Mais, ce dernier et ses lieutenants n’auront pas le temps de sabrer longtemps le champagne. Le camp de Salikou Sanogo a annoncé son intention de faire appel de ce verdict. Au motif que leurs adversaires ne sont pas habilités à convoquer un congrès. L’appel constitue la voie de recours ordinaire permettant de faire réformer ou annuler par une juridiction de second degré la décision rendue par une juridiction de première instance. La cour d’appel est chargée de juger une seconde fois le litige.
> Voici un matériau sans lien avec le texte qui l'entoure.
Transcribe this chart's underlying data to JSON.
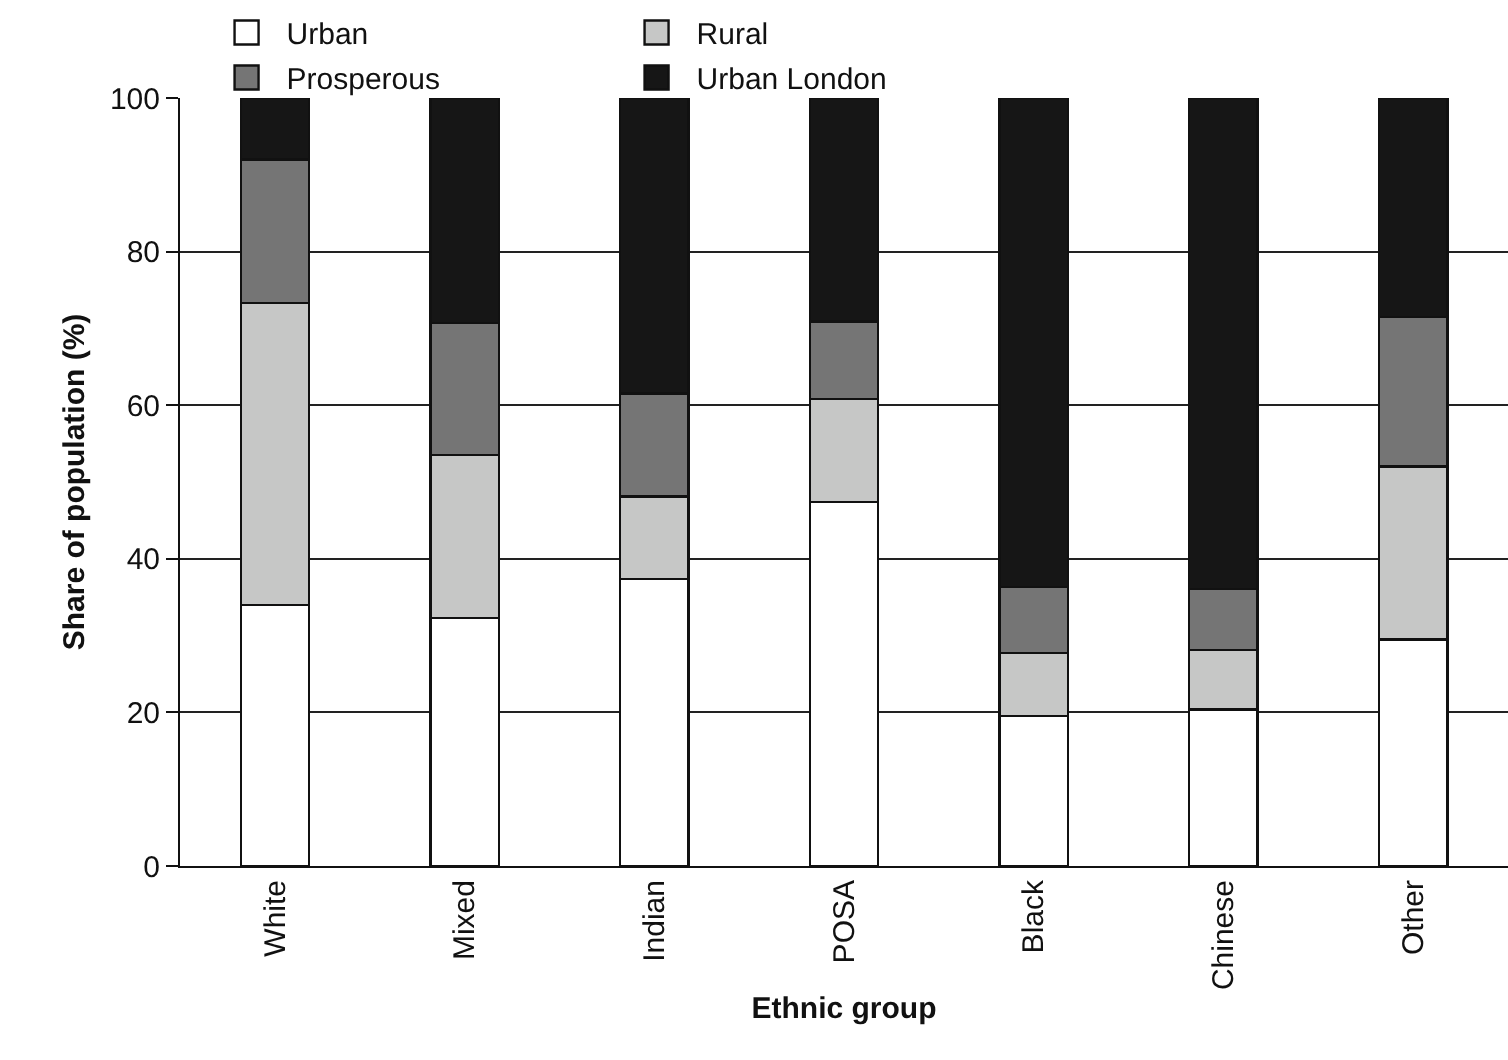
{
  "chart_data": {
    "type": "bar",
    "stacked": true,
    "xlabel": "Ethnic group",
    "ylabel": "Share of population (%)",
    "categories": [
      "White",
      "Mixed",
      "Indian",
      "POSA",
      "Black",
      "Chinese",
      "Other"
    ],
    "series": [
      {
        "name": "Urban",
        "color": "#ffffff",
        "values": [
          34.0,
          32.3,
          37.4,
          47.4,
          19.5,
          20.4,
          29.5
        ]
      },
      {
        "name": "Rural",
        "color": "#c6c7c6",
        "values": [
          39.3,
          21.2,
          10.7,
          13.4,
          8.2,
          7.7,
          22.5
        ]
      },
      {
        "name": "Prosperous",
        "color": "#757575",
        "values": [
          18.7,
          17.2,
          13.4,
          10.1,
          8.6,
          8.0,
          19.5
        ]
      },
      {
        "name": "Urban London",
        "color": "#161616",
        "values": [
          8.0,
          29.3,
          38.5,
          29.1,
          63.7,
          63.9,
          28.5
        ]
      }
    ],
    "ylim": [
      0,
      100
    ],
    "yticks": [
      0,
      20,
      40,
      60,
      80,
      100
    ],
    "grid": "y",
    "legend": "top left"
  }
}
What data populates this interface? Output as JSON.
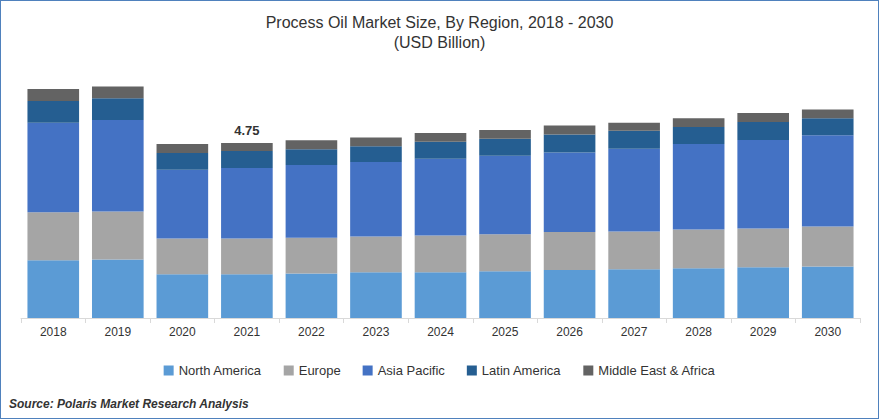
{
  "chart_data": {
    "type": "bar",
    "title": "Process Oil Market Size, By Region, 2018 - 2030",
    "subtitle": "(USD Billion)",
    "categories": [
      "2018",
      "2019",
      "2020",
      "2021",
      "2022",
      "2023",
      "2024",
      "2025",
      "2026",
      "2027",
      "2028",
      "2029",
      "2030"
    ],
    "series": [
      {
        "name": "North America",
        "color": "#5b9bd5",
        "values": [
          1.57,
          1.59,
          1.19,
          1.19,
          1.21,
          1.24,
          1.24,
          1.27,
          1.3,
          1.32,
          1.35,
          1.38,
          1.4
        ]
      },
      {
        "name": "Europe",
        "color": "#a5a5a5",
        "values": [
          1.3,
          1.3,
          0.97,
          0.97,
          0.97,
          0.97,
          1.0,
          1.0,
          1.03,
          1.03,
          1.05,
          1.05,
          1.08
        ]
      },
      {
        "name": "Asia Pacific",
        "color": "#4472c4",
        "values": [
          2.43,
          2.48,
          1.86,
          1.91,
          1.97,
          2.02,
          2.08,
          2.13,
          2.16,
          2.24,
          2.32,
          2.4,
          2.48
        ]
      },
      {
        "name": "Latin America",
        "color": "#255e91",
        "values": [
          0.59,
          0.59,
          0.46,
          0.46,
          0.43,
          0.43,
          0.46,
          0.46,
          0.49,
          0.49,
          0.46,
          0.49,
          0.46
        ]
      },
      {
        "name": "Middle East & Africa",
        "color": "#636363",
        "values": [
          0.32,
          0.32,
          0.24,
          0.22,
          0.24,
          0.24,
          0.24,
          0.24,
          0.24,
          0.22,
          0.24,
          0.24,
          0.24
        ]
      }
    ],
    "ylim": [
      0,
      7
    ],
    "stacked": true,
    "grid": false,
    "legend": "bottom",
    "tick_labels": "x",
    "annotations": [
      {
        "text": "4.75",
        "x": "2021",
        "y": 4.75
      }
    ],
    "source": "Source: Polaris Market Research Analysis"
  }
}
La disparition le 25 décembre 2020 à Paris de Soumaïla Cissé, leader de l’opposition malienne a laissé un grand vide au sein de l’URD, sa famille politique. Sa disparition soudaine a redistribué les cartes et soulevé la question cruciale de la survie ou non de son parti qu’il a créé en 2003 après son départ de l’Adema-PASJ. Mamadou Igor Diarra, banquier, ancien ministre de l’Énergie, des Mines et de l’Eau (2008-2011), puis de l’Économie et des Finances (2015-2016), a sauté dans le wagon Urd avec son mouvement Mali En Action et fait figure de potentiel candidat.

Introuvable consensus

En dépit de la précision apportée par la formation que son adhésion « sans conditions » obéissait à « une promesse faite du vivant de Soumaïla Cissé ». Deux autres noms ont circulé sur les lèvres : l’ancien Premier ministre Boubou Cissé qui a rejoint les rangs du parti et l’ancien ministre Me Demba Traoré qui a bénéficié du soutien d’une frange des jeunes. Mais pas les reins assez solides financièrement pour battre campagne à la différence de ses deux autres concurrents.
Possible que Gouagnon Coulibaly, s’il est confirmé dans son fauteuil de président au terme de cette bataille judiciaire qui promet d’être longue, pourrait jouer les troubles–fêtes en s’alignant sur le starting-block des prétendants à la candidature du parti à l’élection présidentielle dont la date n’est pas fixée. Le plus dur serait de rassembler derrière son nom. Facile de sortir un dromadaire par le chat d’une aiguille que d’arriver à trouver ce consensus.